Según el relevamiento mensual que realizó el Instituto de Investigación Social Económica y Política Ciudadana (Isepci) en 850 negocios de cercanía de barrios populares de 20 distritos del conurbano bonaerense, en marzo, los alimentos aumentaron 11,76%. En detalle, el rubro de frutas y verduras subió 12,66% ; los productos de almacén aumentaron 14,7%; mientras que las carnes tuvieron un incremento de 6,31%. Cumplido el primer cuatrimestre del actual gobierno, la Canasta Básica Alimentaria subió 89,68%, o sea un promedio de 22,4% mensual. Desde que el actual gobierno está en funciones, las frutas y verduras aumentaron 90,35%, los productos de almacén 101% y las carnes 72,23%.

En noviembre del año pasado (antes que asumieran Milei y Caputo), una familia de dos adultos y dos hijos pequeños necesitaba $182.905,48 para adquirir sus alimentos básicos. En marzo, precisó para cubrir los mismos alimentos $ 346.927,24, o sea 89,68% más que antes de este gobierno. Los valores de la Canasta Básica Total (CBT) que además de los alimentos considera productos indispensables para la vida cotidiana (salud, educación, transporte, tarifas del hogar, etc.), la familia de cuatro integrantes que en noviembre necesitaba 393.246,07, en marzo pasado requirió 742.424,29, o sea que sumó 349.178,22 (89,79 %) para solventar los mismos gastos.

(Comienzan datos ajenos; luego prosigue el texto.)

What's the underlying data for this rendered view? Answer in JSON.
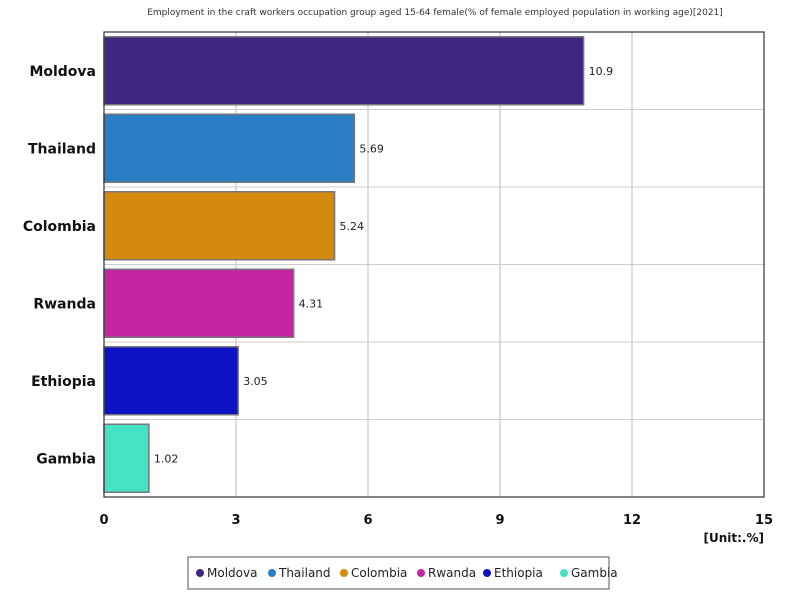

No hay dudas de que para el grueso de la población, los signos de derrumbe de ingresos son visibles. De acuerdo a la consultora Focus Market, el consumo masivo se derrumbó un 19% en marzo a nivel interanual y del 2,5% respecto a febrero. La cantidad de tickets cayeron 4,5 % frente al mes anterior y 10,5 % frente al año anterior. El área Metropolitana e Interior acompañaron la tendencia con un retroceso del -0,6% y -3,5% respectivamente respecto de febrero. Por su parte, en forma interanual, el consumo masivo cayó 21,1 % en el área metropolitana y 17,9% en el interior del país.

Las cifras son tan contundentes que ni el Gobierno ni sus más férreos defensores -reales y virtuales- niegan la recesión económica y el derrumbe del consumo. Pero siguen apostando por el clima de tolerancia social que aún persiste en un sector importante de la sociedad, incluso entre los que se reconocen en una difícil situación económica. Según la última encuesta de RDT Consultores, más del 20% de los que dicen estar en una situación «mala» están dispuestos a esperar entre 3 y 6 meses por la recuperación tan prometida por Milei y Caputo. La cifra supera el 28% entre los que se reconocen en una situación «difícil». En un contexto de ajuste generalizado, despidos masivos, sueldos pisados y jubilaciones retrasadas, el aumento de asignaciones familiares por encima de la inflación es un dato necesario para intentar entender el clima social en las calles.